Nonlinear Convergence Analysis for the Parareal Algorithm
Martin Gander and Ernst Hairer
Abstract.
Time domain decomposition methods have a long history: already
Nievergelt (1964) made the following visionary statement:
``For the last 20 years, one has tried to speed up numerical
computation mainly by providing ever faster computers. Today, as it
appears that one is getting closer to the maximal speed of
electronic components, emphasis is put on allowing operations to be
performed in parallel. In the near future, much of numerical
analysis will have to be recast in a more ``parallel" form.''
Nievergelt proposed a parallel algorithm based on a decomposition of
the time direction for the solution of ordinary differential
equations. While his idea targeted large scale parallelism,
Miranker (1967) proposed a little later a family of naturally
parallel Runge Kutta methods for small scale parallelism:
``It appears at first sight that the sequential nature of the
numerical methods do not permit a parallel computation on all of the
processors to be performed. We say that the front of
computation is too narrow to take advantage of more than one
processor... Let us consider how we might widen the computation
front.''
Waveform relaxation methods, introduced by Lelarasmee (1982)

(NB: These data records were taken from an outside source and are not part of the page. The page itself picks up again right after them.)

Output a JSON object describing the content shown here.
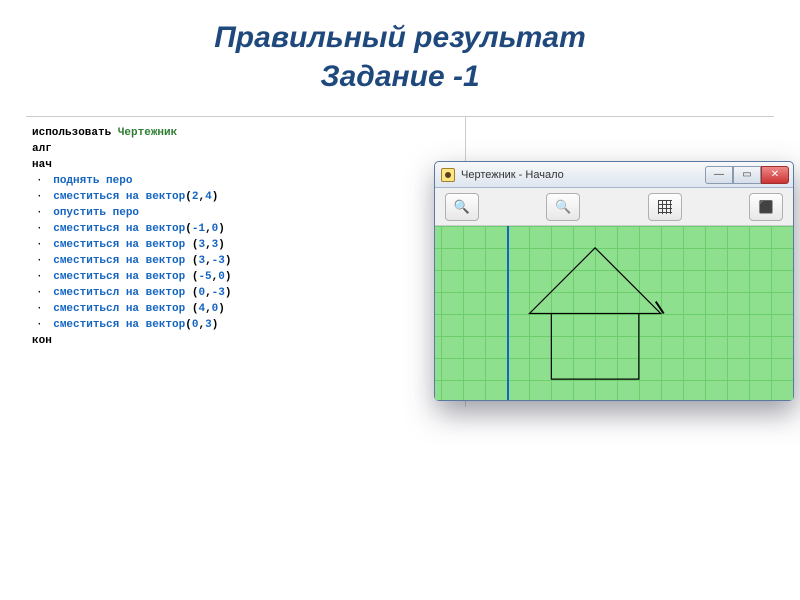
{
  "title_line1": "Правильный результат",
  "title_line2": "Задание -1",
  "code": {
    "use_kw": "использовать",
    "module": "Чертежник",
    "alg": "алг",
    "begin": "нач",
    "end": "кон",
    "pen_up": "поднять перо",
    "pen_down": "опустить перо",
    "cmds": [
      {
        "text": "сместиться на вектор",
        "args": "(2,4)"
      },
      {
        "text": "сместиться на вектор",
        "args": "(-1,0)"
      },
      {
        "text": "сместиться на вектор ",
        "args": "(3,3)"
      },
      {
        "text": "сместиться на вектор ",
        "args": "(3,-3)"
      },
      {
        "text": "сместиться на вектор ",
        "args": "(-5,0)"
      },
      {
        "text": "сместитьсл на вектор ",
        "args": "(0,-3)"
      },
      {
        "text": "сместитьсл на вектор ",
        "args": "(4,0)"
      },
      {
        "text": "сместиться на вектор",
        "args": "(0,3)"
      }
    ]
  },
  "drawer_window": {
    "title": "Чертежник - Начало"
  }
}
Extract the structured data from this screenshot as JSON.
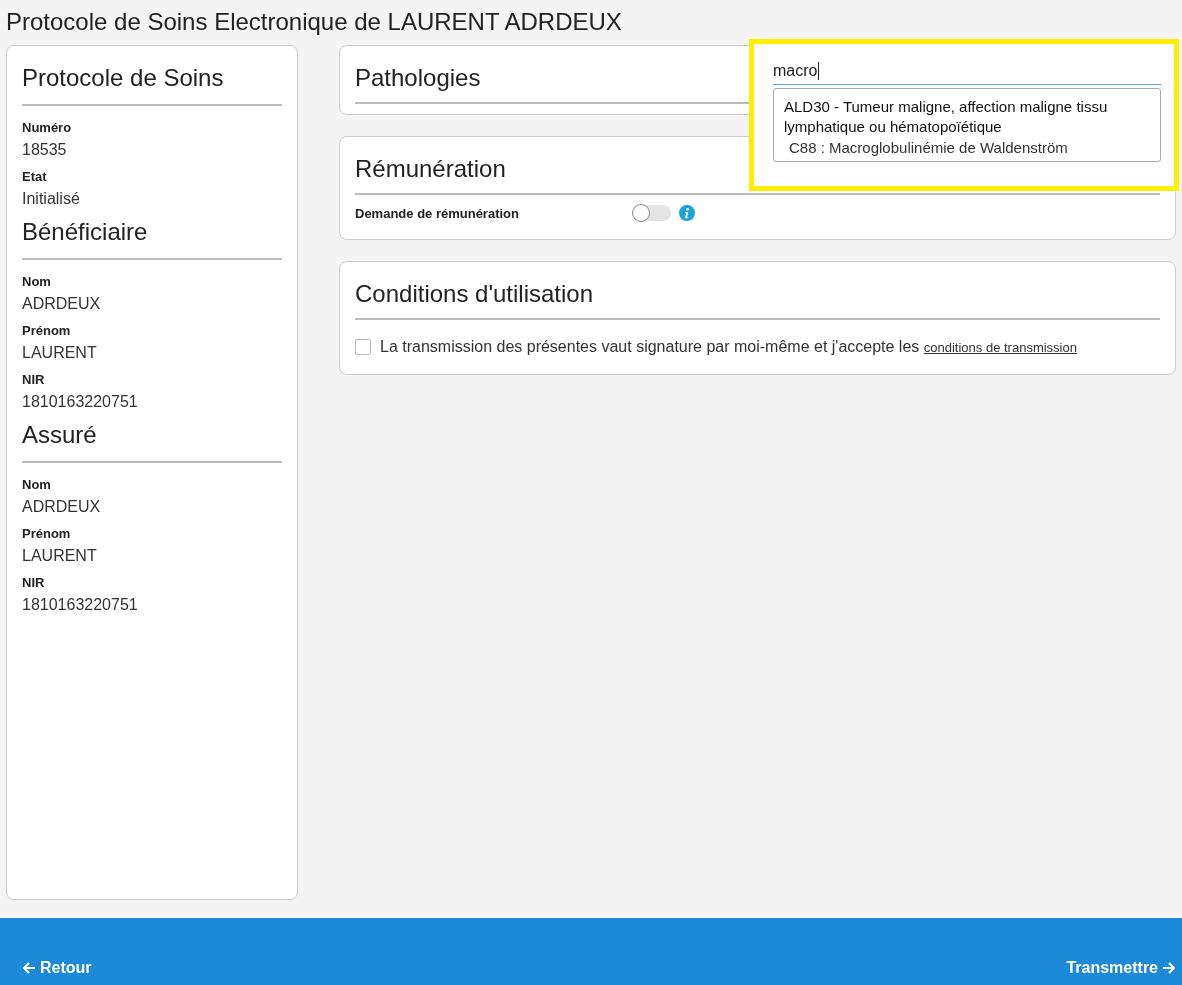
{
  "title": "Protocole de Soins Electronique de LAURENT ADRDEUX",
  "sidebar": {
    "sections": [
      {
        "title": "Protocole de Soins",
        "fields": [
          {
            "label": "Numéro",
            "value": "18535"
          },
          {
            "label": "Etat",
            "value": "Initialisé"
          }
        ]
      },
      {
        "title": "Bénéficiaire",
        "fields": [
          {
            "label": "Nom",
            "value": "ADRDEUX"
          },
          {
            "label": "Prénom",
            "value": "LAURENT"
          },
          {
            "label": "NIR",
            "value": "1810163220751"
          }
        ]
      },
      {
        "title": "Assuré",
        "fields": [
          {
            "label": "Nom",
            "value": "ADRDEUX"
          },
          {
            "label": "Prénom",
            "value": "LAURENT"
          },
          {
            "label": "NIR",
            "value": "1810163220751"
          }
        ]
      }
    ]
  },
  "pathologies": {
    "title": "Pathologies",
    "search": {
      "value": "macro"
    },
    "suggestions": [
      {
        "group": "ALD30 - Tumeur maligne, affection maligne tissu lymphatique ou hématopoïétique",
        "items": [
          "C88 : Macroglobulinémie de Waldenström"
        ]
      }
    ]
  },
  "remuneration": {
    "title": "Rémunération",
    "toggle": {
      "label": "Demande de rémunération",
      "on": false
    }
  },
  "conditions": {
    "title": "Conditions d'utilisation",
    "checkbox": {
      "checked": false,
      "text": "La transmission des présentes vaut signature par moi-même et j'accepte les",
      "link": "conditions de transmission"
    }
  },
  "footer": {
    "back": "Retour",
    "next": "Transmettre"
  }
}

for the large scale simulation of VLSI design, are another fundamental
way to introduce time parallelism into the solution of evolution
problems. For an up to date historical review and further references,
see Gander (2005).
The present research was motivated by the introduction of the parareal
algorithm by Lions (2001). We show in this paper a general
superlinear convergence result for the parareal algorithm applied to a
nonlinear system of ordinary differential equations.
Key Words.
Ordinary differential equations, parareal algorithm, parallelism.